MOSFET-based Joule Thief steps up voltage

-February 23, 2015

A simple blocking oscillator circuit can be used to step up voltage using properties of coil inductance (V = L di/dt). Such a circuit is shown in Figure 1, which is more commonly called a Joule thief.


Figure 1  Basic Joule Thief circuit

The output will be pulses of voltage that can be filtered using a diode and capacitor. As there is no regulation, the output voltage will vary with the input voltage or load. As this circuit uses a BJT, the supply voltage needs to be at least 0.7V to work, and with enhancement-mode MOSFETs, the supply voltage must usually be even higher.

In this Design Idea, a low-threshold MOSFET (Q1) is used with coupled coils L1 and L2 to act as a Joule thief circuit.

Figure 2  MOSFET-based Joule Thief

A toroidal ferrite core is used to make the coupled coil or transformer. A photovoltaic optocoupler, TLP191B, is used to circumvent the problem with the threshold voltage. Part of the output is used to power TLP191B to make an isolated voltage source in series with the gate of Q1 (AOI508). This isolated voltage can be controlled by the pot R5; capacitor C1 is used to pass the pulses produced by L1 to the gate for switching.

For regulation, another MOSFET, Q2 (IRLU3103), is used. The threshold voltage of Q2 is used to regulate the output voltage. When the output reaches 5V, the divider formed by R1 and R2 makes Q2 conduct, and the oscillation ceases, causing the output voltage to drop. As the threshold voltage is not very sharp, the regulation is not usually that good.

To start working, the circuit initially needs higher voltage than the Vth of Q1. At 1.9V, the circuit oscillates, and the output voltage is 5.1V. As the input voltage goes down, the oscillator stops at 1.4V. By adjusting pot R5 to higher values, the minimum operating voltage can go as low as 0.6V. The input-output voltages are shown graphically in Figure 3.

Figure 3  Vin vs.
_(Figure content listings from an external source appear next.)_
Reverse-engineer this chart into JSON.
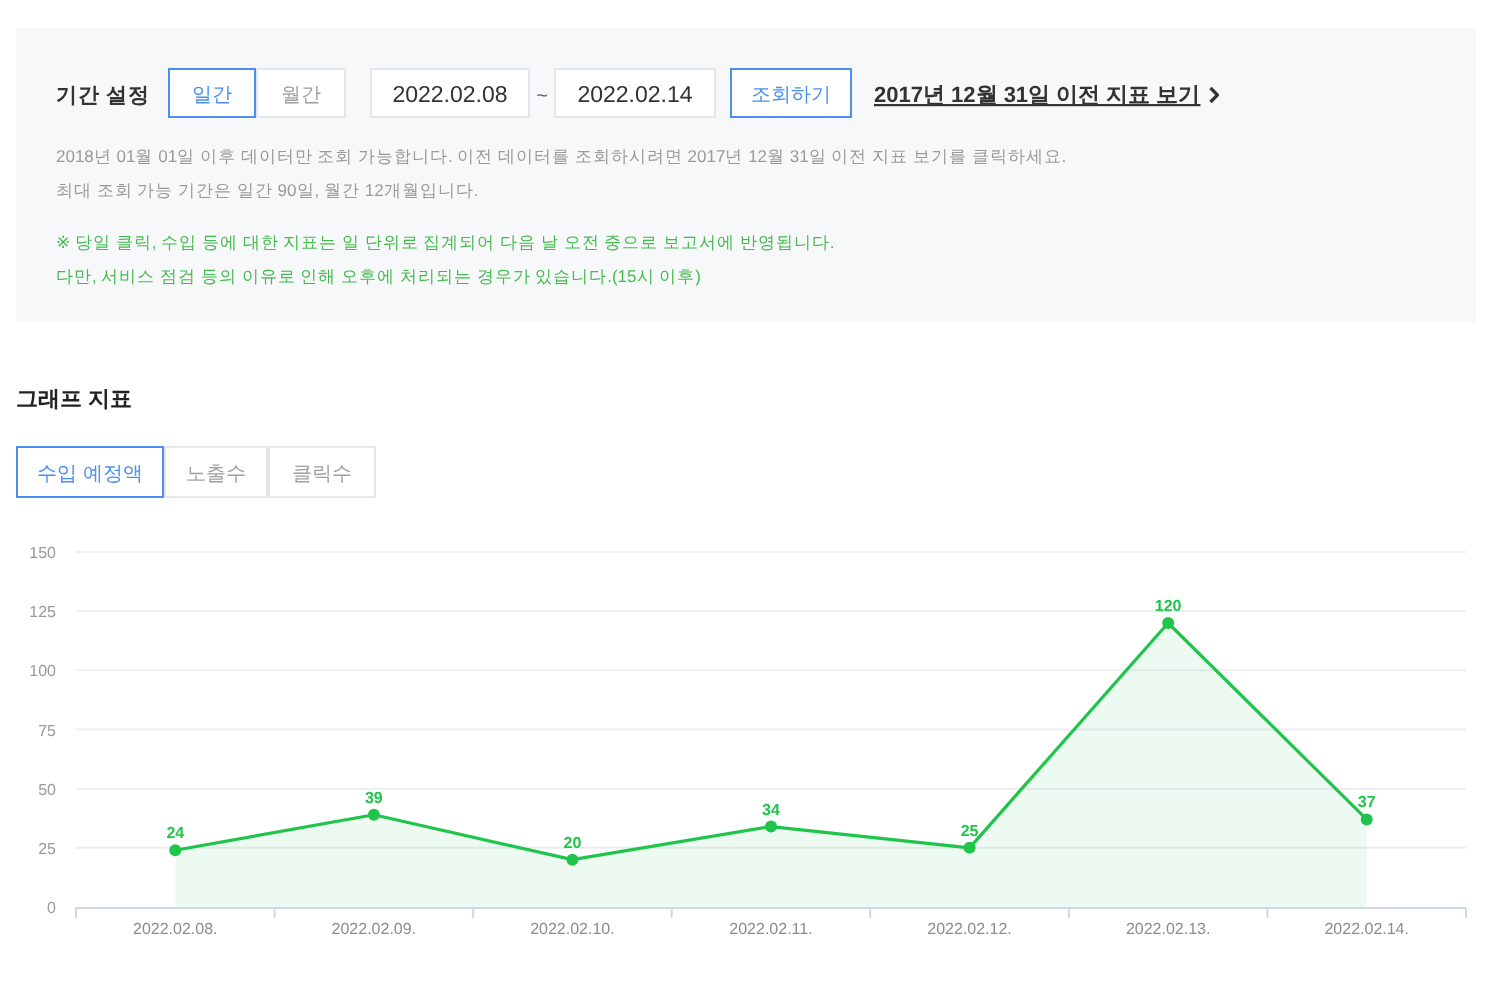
{
  "chart_data": {
    "type": "area",
    "title": "그래프 지표",
    "categories": [
      "2022.02.08.",
      "2022.02.09.",
      "2022.02.10.",
      "2022.02.11.",
      "2022.02.12.",
      "2022.02.13.",
      "2022.02.14."
    ],
    "values": [
      24,
      39,
      20,
      34,
      25,
      120,
      37
    ],
    "color": "#1fc44a",
    "ylim": [
      0,
      150
    ],
    "yticks": [
      0,
      25,
      50,
      75,
      100,
      125,
      150
    ],
    "grid": "y",
    "marker": "circle",
    "data_labels": true,
    "annotations": [
      "기간 설정",
      "일간",
      "월간",
      "2022.02.08",
      "~",
      "2022.02.14",
      "조회하기",
      "2017년 12월 31일 이전 지표 보기",
      "2018년 01월 01일 이후 데이터만 조회 가능합니다. 이전 데이터를 조회하시려면 2017년 12월 31일 이전 지표 보기를 클릭하세요.",
      "최대 조회 가능 기간은 일간 90일, 월간 12개월입니다.",
      "※ 당일 클릭, 수입 등에 대한 지표는 일 단위로 집계되어 다음 날 오전 중으로 보고서에 반영됩니다.",
      "다만, 서비스 점검 등의 이유로 인해 오후에 처리되는 경우가 있습니다.(15시 이후)",
      "수입 예정액",
      "노출수",
      "클릭수"
    ]
  }
}
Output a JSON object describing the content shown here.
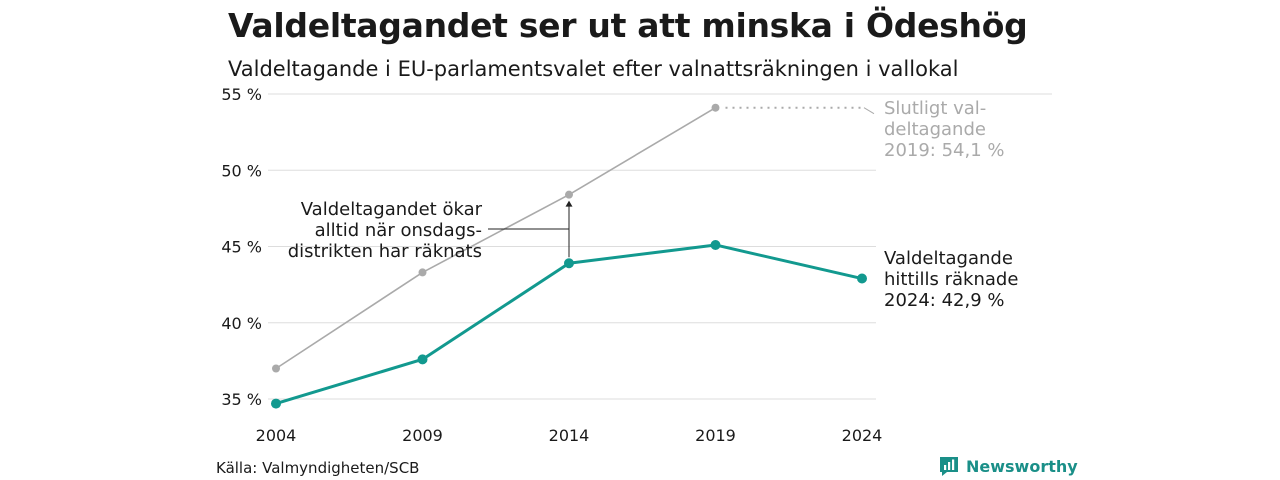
{
  "title": "Valdeltagandet ser ut att minska i Ödeshög",
  "subtitle": "Valdeltagande i EU-parlamentsvalet efter valnattsräkningen i vallokal",
  "source": "Källa: Valmyndigheten/SCB",
  "brand": "Newsworthy",
  "colors": {
    "final": "#aaaaaa",
    "counted": "#12998f",
    "grid": "#dddddd",
    "text": "#1a1a1a"
  },
  "chart_data": {
    "type": "line",
    "x": [
      2004,
      2009,
      2014,
      2019,
      2024
    ],
    "xtick_labels": [
      "2004",
      "2009",
      "2014",
      "2019",
      "2024"
    ],
    "ylim": [
      34,
      55
    ],
    "yticks": [
      35,
      40,
      45,
      50,
      55
    ],
    "ytick_labels": [
      "35 %",
      "40 %",
      "45 %",
      "50 %",
      "55 %"
    ],
    "grid": true,
    "series": [
      {
        "key": "final",
        "color": "#aaaaaa",
        "x": [
          2004,
          2009,
          2014,
          2019
        ],
        "values": [
          37.0,
          43.3,
          48.4,
          54.1
        ]
      },
      {
        "key": "counted",
        "color": "#12998f",
        "x": [
          2004,
          2009,
          2014,
          2019,
          2024
        ],
        "values": [
          34.7,
          37.6,
          43.9,
          45.1,
          42.9
        ]
      }
    ],
    "annotations": {
      "final_label": [
        "Slutligt val-",
        "deltagande",
        "2019: 54,1 %"
      ],
      "counted_label": [
        "Valdeltagande",
        "hittills räknade",
        "2024: 42,9 %"
      ],
      "middle_label": [
        "Valdeltagandet ökar",
        "alltid när onsdags-",
        "distrikten har räknats"
      ]
    }
  }
}
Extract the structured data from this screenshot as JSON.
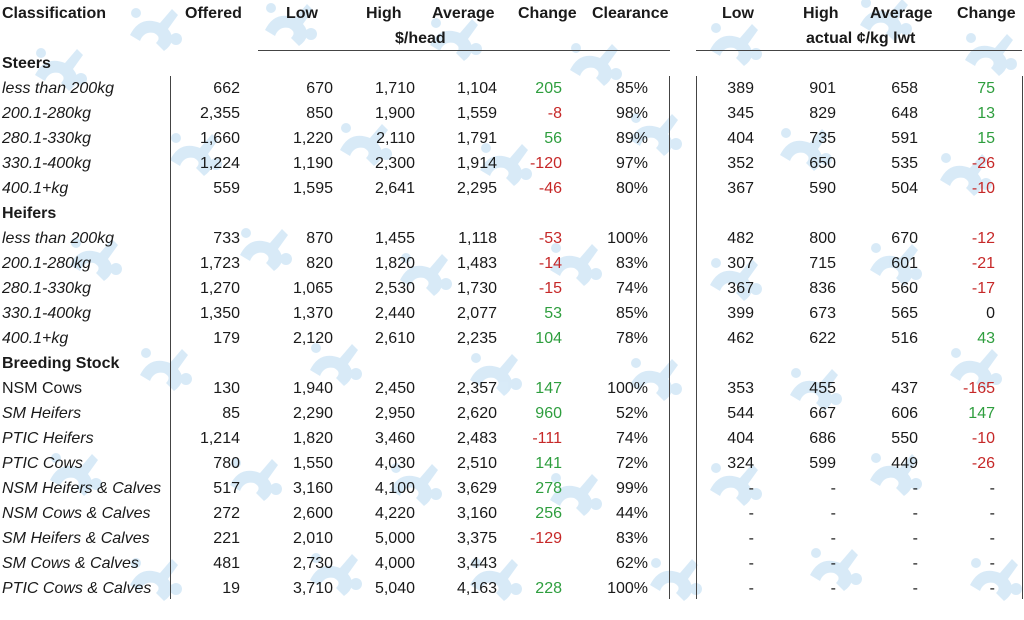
{
  "headers": {
    "classification": "Classification",
    "offered": "Offered",
    "low": "Low",
    "high": "High",
    "average": "Average",
    "change": "Change",
    "clearance": "Clearance",
    "low2": "Low",
    "high2": "High",
    "average2": "Average",
    "change2": "Change",
    "unit_head": "$/head",
    "unit_kg": "actual ¢/kg lwt"
  },
  "watermark_icon": "stylised-logo-icon",
  "colors": {
    "positive": "#2e9e3e",
    "negative": "#c62828",
    "watermark": "#b9daf2"
  },
  "sections": [
    {
      "title": "Steers",
      "rows": [
        {
          "label": "less than 200kg",
          "italic": true,
          "offered": "662",
          "low": "670",
          "high": "1,710",
          "average": "1,104",
          "change": "205",
          "clearance": "85%",
          "low2": "389",
          "high2": "901",
          "average2": "658",
          "change2": "75"
        },
        {
          "label": "200.1-280kg",
          "italic": true,
          "offered": "2,355",
          "low": "850",
          "high": "1,900",
          "average": "1,559",
          "change": "-8",
          "clearance": "98%",
          "low2": "345",
          "high2": "829",
          "average2": "648",
          "change2": "13"
        },
        {
          "label": "280.1-330kg",
          "italic": true,
          "offered": "1,660",
          "low": "1,220",
          "high": "2,110",
          "average": "1,791",
          "change": "56",
          "clearance": "89%",
          "low2": "404",
          "high2": "735",
          "average2": "591",
          "change2": "15"
        },
        {
          "label": "330.1-400kg",
          "italic": true,
          "offered": "1,224",
          "low": "1,190",
          "high": "2,300",
          "average": "1,914",
          "change": "-120",
          "clearance": "97%",
          "low2": "352",
          "high2": "650",
          "average2": "535",
          "change2": "-26"
        },
        {
          "label": "400.1+kg",
          "italic": true,
          "offered": "559",
          "low": "1,595",
          "high": "2,641",
          "average": "2,295",
          "change": "-46",
          "clearance": "80%",
          "low2": "367",
          "high2": "590",
          "average2": "504",
          "change2": "-10"
        }
      ]
    },
    {
      "title": "Heifers",
      "rows": [
        {
          "label": "less than 200kg",
          "italic": true,
          "offered": "733",
          "low": "870",
          "high": "1,455",
          "average": "1,118",
          "change": "-53",
          "clearance": "100%",
          "low2": "482",
          "high2": "800",
          "average2": "670",
          "change2": "-12"
        },
        {
          "label": "200.1-280kg",
          "italic": true,
          "offered": "1,723",
          "low": "820",
          "high": "1,820",
          "average": "1,483",
          "change": "-14",
          "clearance": "83%",
          "low2": "307",
          "high2": "715",
          "average2": "601",
          "change2": "-21"
        },
        {
          "label": "280.1-330kg",
          "italic": true,
          "offered": "1,270",
          "low": "1,065",
          "high": "2,530",
          "average": "1,730",
          "change": "-15",
          "clearance": "74%",
          "low2": "367",
          "high2": "836",
          "average2": "560",
          "change2": "-17"
        },
        {
          "label": "330.1-400kg",
          "italic": true,
          "offered": "1,350",
          "low": "1,370",
          "high": "2,440",
          "average": "2,077",
          "change": "53",
          "clearance": "85%",
          "low2": "399",
          "high2": "673",
          "average2": "565",
          "change2": "0"
        },
        {
          "label": "400.1+kg",
          "italic": true,
          "offered": "179",
          "low": "2,120",
          "high": "2,610",
          "average": "2,235",
          "change": "104",
          "clearance": "78%",
          "low2": "462",
          "high2": "622",
          "average2": "516",
          "change2": "43"
        }
      ]
    },
    {
      "title": "Breeding Stock",
      "rows": [
        {
          "label": "NSM Cows",
          "italic": false,
          "offered": "130",
          "low": "1,940",
          "high": "2,450",
          "average": "2,357",
          "change": "147",
          "clearance": "100%",
          "low2": "353",
          "high2": "455",
          "average2": "437",
          "change2": "-165"
        },
        {
          "label": "SM Heifers",
          "italic": true,
          "offered": "85",
          "low": "2,290",
          "high": "2,950",
          "average": "2,620",
          "change": "960",
          "clearance": "52%",
          "low2": "544",
          "high2": "667",
          "average2": "606",
          "change2": "147"
        },
        {
          "label": "PTIC Heifers",
          "italic": true,
          "offered": "1,214",
          "low": "1,820",
          "high": "3,460",
          "average": "2,483",
          "change": "-111",
          "clearance": "74%",
          "low2": "404",
          "high2": "686",
          "average2": "550",
          "change2": "-10"
        },
        {
          "label": "PTIC Cows",
          "italic": true,
          "offered": "780",
          "low": "1,550",
          "high": "4,030",
          "average": "2,510",
          "change": "141",
          "clearance": "72%",
          "low2": "324",
          "high2": "599",
          "average2": "449",
          "change2": "-26"
        },
        {
          "label": "NSM Heifers & Calves",
          "italic": true,
          "offered": "517",
          "low": "3,160",
          "high": "4,100",
          "average": "3,629",
          "change": "278",
          "clearance": "99%",
          "low2": "-",
          "high2": "-",
          "average2": "-",
          "change2": "-"
        },
        {
          "label": "NSM Cows & Calves",
          "italic": true,
          "offered": "272",
          "low": "2,600",
          "high": "4,220",
          "average": "3,160",
          "change": "256",
          "clearance": "44%",
          "low2": "-",
          "high2": "-",
          "average2": "-",
          "change2": "-"
        },
        {
          "label": "SM Heifers & Calves",
          "italic": true,
          "offered": "221",
          "low": "2,010",
          "high": "5,000",
          "average": "3,375",
          "change": "-129",
          "clearance": "83%",
          "low2": "-",
          "high2": "-",
          "average2": "-",
          "change2": "-"
        },
        {
          "label": "SM Cows & Calves",
          "italic": true,
          "offered": "481",
          "low": "2,730",
          "high": "4,000",
          "average": "3,443",
          "change": "",
          "clearance": "62%",
          "low2": "-",
          "high2": "-",
          "average2": "-",
          "change2": "-"
        },
        {
          "label": "PTIC Cows & Calves",
          "italic": true,
          "offered": "19",
          "low": "3,710",
          "high": "5,040",
          "average": "4,163",
          "change": "228",
          "clearance": "100%",
          "low2": "-",
          "high2": "-",
          "average2": "-",
          "change2": "-"
        }
      ]
    }
  ]
}
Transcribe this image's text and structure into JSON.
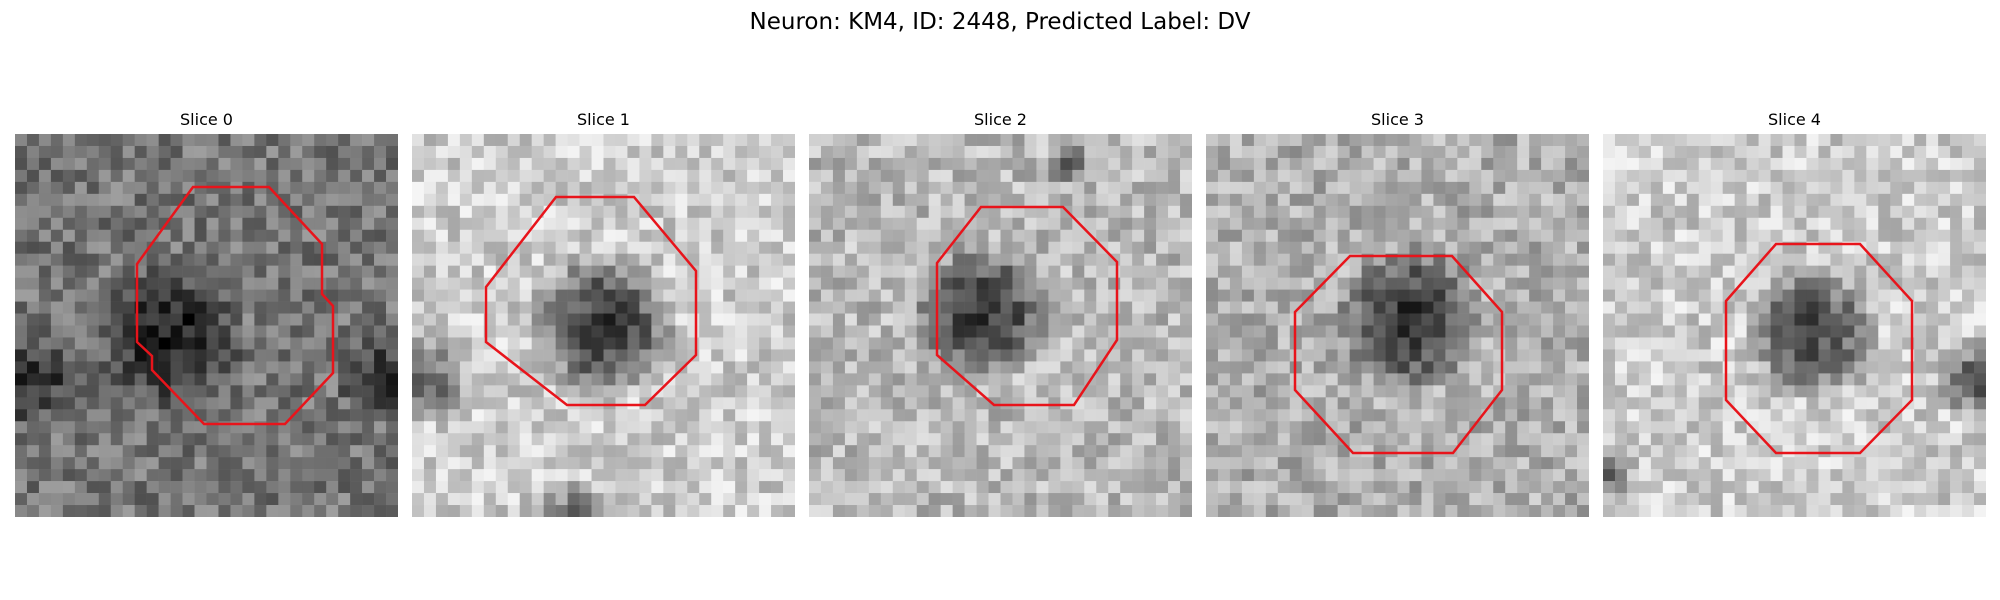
{
  "figure": {
    "title": "Neuron: KM4, ID: 2448, Predicted Label: DV"
  },
  "panels": [
    {
      "label": "Slice 0",
      "contour_color": "#e8141b"
    },
    {
      "label": "Slice 1",
      "contour_color": "#e8141b"
    },
    {
      "label": "Slice 2",
      "contour_color": "#e8141b"
    },
    {
      "label": "Slice 3",
      "contour_color": "#e8141b"
    },
    {
      "label": "Slice 4",
      "contour_color": "#e8141b"
    }
  ],
  "colormap": "gray"
}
Vout

Efficiency drops at lower input voltages. The efficiency for Vin = 2.5V is 48% and goes down to 36% at 0.6V.

In my application, the circuit is connected to a supercapacitor of 150F @ 2.5V, which is charged up to 2.3V. The charged capacitor powers the load (470O) for 38 minutes, until its voltage reaches 0.6V. The implemented circuit with the supercapacitor connected is shown in Figure 4.

Figure 4  The built circuit

Note: In “Low Voltage Driven Oscillator Circuit”, a circuit is shown with a JFET or depletion-mode MOSFET, which will work as a DC to DC converter with an input voltage as low as 0.1V. Simulation results show that its efficiency is very poor. Most of the power will be wasted by the FET and the source resistance.